Luego, Michelle Bachelet, en su segundo mandato propuso una cárcel biprovincial (junto a la Provincia del Bío Bío) y se habló de terrenos de menor extensión.
Ambas ideas siguen encontrando eco en la comuna.

Uno quien concuerda con la idea del CET es el presidente de la Asociación de Funcionarios Penitenciarios de Chillán (Anfup), suboficial Cristián Montecinos, quien asegura que “la tendencia de los países modernos ya no es la de la seguridad mediante muros, sino que por la tecnovigilancia, es decir, hay oficinas de monitoreos de cámaras infrarrojas, visión nocturna y de alta definición que además cuentan con sensor de movimiento, y eso es mucho más efectivo y le permite al reo trabajar o realizar actividades al aire libre, lo que es mucho más sano y permite una real rehabilitación”.

Para esto, conforme a Montecinos, “no se requiere de más de 10 o 15 hectáreas para una región como la de Ñuble”.

En opinión del abogado penalista Ricardo Robles, “se debería establecer diferentes centros, por ejemplo, dejar un edificio o una casa en Chillán para las personas que están en calidad de imputados; y a los condenados, dejarlos en una sola gran cárcel, esperamos que modernas y con espacios dignos para reos, gendarmes y para los visitantes, la que de ninguna manera debería quedar muy lejos de Chillán, porque no se puede lesionar el derecho de los internos a recibir visitas, eso es parte de la convención de Tokio”.

El senador Víctor Pérez Varela, si bien dice que el tipo de cárcel que pueda cumplir con los requerimientos de Ñuble, debe ser definido por un órgano técnico, plantea que “creo que no es necesario contar con un terreno superior a las cinco hectáreas. Hay que pensar que la de ahora no cuenta ni siquiera con una hectárea”.

Sí coincide con la necesidad de diseñar recintos que garanticen la estadía digna de reos y funcionarios, con espacios que permitan el desarrollo de “múltiples actividades laborales, educativas o deportivas para buscar siempre la orientación a la rehabilitación social”.

“No olviden a la familia”
Hoy, quienes esperan ingresar a la cárcel a visitar a algún familiar deben esperar a la intemperie. Con sol o lluvia.

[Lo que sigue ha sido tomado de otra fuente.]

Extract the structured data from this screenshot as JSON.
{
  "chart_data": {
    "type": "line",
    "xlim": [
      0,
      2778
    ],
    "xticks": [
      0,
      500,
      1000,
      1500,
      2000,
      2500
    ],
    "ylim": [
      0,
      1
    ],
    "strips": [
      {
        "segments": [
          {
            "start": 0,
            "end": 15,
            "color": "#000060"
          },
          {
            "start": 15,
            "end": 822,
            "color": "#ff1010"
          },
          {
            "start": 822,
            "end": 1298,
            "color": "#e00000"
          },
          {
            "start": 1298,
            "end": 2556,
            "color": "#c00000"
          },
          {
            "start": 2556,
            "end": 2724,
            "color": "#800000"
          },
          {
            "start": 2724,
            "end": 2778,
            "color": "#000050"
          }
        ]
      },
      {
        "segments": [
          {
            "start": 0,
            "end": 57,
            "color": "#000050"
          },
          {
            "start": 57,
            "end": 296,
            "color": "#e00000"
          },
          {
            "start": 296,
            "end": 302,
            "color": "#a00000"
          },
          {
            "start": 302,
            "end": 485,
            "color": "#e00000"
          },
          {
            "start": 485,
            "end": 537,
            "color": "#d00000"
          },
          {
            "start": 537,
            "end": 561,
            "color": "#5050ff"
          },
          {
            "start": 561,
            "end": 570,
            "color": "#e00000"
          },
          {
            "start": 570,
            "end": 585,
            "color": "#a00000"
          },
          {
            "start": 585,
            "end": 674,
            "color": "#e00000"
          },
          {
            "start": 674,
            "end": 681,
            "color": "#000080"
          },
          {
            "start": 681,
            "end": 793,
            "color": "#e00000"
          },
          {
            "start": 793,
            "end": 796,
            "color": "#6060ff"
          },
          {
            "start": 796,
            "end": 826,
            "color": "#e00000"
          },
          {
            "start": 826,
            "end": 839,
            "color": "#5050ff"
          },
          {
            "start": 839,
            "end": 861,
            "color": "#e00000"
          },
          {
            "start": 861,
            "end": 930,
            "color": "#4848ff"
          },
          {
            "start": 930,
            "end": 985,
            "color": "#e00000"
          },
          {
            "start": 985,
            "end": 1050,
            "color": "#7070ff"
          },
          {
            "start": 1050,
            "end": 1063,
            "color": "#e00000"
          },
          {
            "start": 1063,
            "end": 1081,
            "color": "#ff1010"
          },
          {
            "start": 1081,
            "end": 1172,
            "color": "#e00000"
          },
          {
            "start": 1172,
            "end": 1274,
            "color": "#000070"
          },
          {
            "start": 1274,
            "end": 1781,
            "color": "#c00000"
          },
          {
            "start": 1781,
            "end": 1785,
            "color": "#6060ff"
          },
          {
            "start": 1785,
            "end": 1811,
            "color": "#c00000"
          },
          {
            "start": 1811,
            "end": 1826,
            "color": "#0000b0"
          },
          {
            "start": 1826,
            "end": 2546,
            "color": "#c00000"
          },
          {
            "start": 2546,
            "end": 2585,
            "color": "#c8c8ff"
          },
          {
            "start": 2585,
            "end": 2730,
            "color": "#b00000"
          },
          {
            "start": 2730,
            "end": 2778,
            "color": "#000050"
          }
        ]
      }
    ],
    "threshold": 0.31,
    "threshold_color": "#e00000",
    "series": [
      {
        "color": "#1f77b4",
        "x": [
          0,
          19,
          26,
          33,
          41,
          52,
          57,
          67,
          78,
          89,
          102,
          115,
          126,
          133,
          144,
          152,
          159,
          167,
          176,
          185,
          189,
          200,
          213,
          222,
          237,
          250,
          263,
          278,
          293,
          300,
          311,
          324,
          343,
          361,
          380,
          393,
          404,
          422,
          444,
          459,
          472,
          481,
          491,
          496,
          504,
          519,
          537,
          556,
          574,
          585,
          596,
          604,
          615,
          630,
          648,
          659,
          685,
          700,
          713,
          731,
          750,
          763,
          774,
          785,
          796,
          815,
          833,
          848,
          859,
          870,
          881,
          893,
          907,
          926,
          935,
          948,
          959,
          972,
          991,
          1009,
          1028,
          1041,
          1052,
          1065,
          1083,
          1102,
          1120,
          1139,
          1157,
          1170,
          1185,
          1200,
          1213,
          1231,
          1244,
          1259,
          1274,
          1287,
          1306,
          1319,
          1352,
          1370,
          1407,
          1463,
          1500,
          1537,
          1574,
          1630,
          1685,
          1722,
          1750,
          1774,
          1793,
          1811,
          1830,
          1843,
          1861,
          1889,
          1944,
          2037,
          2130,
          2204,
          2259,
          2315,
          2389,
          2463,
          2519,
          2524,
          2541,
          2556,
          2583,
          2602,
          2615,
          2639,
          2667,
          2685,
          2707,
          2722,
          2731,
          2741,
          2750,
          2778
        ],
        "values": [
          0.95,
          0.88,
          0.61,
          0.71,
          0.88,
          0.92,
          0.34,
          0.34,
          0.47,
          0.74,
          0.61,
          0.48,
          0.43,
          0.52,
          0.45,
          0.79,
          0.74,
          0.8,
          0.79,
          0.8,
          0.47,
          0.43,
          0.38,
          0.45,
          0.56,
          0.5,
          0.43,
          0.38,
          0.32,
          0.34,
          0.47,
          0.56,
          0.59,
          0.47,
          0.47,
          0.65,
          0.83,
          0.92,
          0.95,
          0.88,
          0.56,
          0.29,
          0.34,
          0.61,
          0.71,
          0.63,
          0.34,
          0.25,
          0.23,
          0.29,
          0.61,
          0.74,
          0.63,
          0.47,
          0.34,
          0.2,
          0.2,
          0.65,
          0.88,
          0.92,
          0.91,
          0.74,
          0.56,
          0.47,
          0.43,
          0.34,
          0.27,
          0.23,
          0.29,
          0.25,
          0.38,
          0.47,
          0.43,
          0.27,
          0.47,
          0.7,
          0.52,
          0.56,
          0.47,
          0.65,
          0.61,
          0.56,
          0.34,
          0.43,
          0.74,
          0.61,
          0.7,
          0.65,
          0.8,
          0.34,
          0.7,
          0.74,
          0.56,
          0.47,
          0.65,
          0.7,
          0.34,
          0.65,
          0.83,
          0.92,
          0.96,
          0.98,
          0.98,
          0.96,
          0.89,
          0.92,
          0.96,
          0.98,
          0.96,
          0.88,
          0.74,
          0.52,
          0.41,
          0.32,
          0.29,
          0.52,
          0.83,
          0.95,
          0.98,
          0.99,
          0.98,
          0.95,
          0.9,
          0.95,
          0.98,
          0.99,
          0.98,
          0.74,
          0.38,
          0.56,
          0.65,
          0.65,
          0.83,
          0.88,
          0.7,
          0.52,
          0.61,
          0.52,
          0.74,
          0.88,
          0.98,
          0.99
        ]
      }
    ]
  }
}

Por el costado de Vega de Saldías, “hay una banca para seis personas y un techo que los mismos familiares hicieron, pero eso no basta”, dice Joel Muñoz, quien tiene un hijo privado de libertad en Chillán y otro en El Manzano de Concepción.

“La realidad es enorme. En El Manzano hay espacios y baños para quienes esperan, los internos duermen en piezas donde máximo hay dos personas. En Chillán hay seis por pieza y cuando se llena, los nuevos duermen o en el suelo o en el pasillo. Espero que no se olviden de la familia cuando la construyan, que recuerden que somos personas como todos, que pasamos frío y calor y nos cansamos esperando de pie”.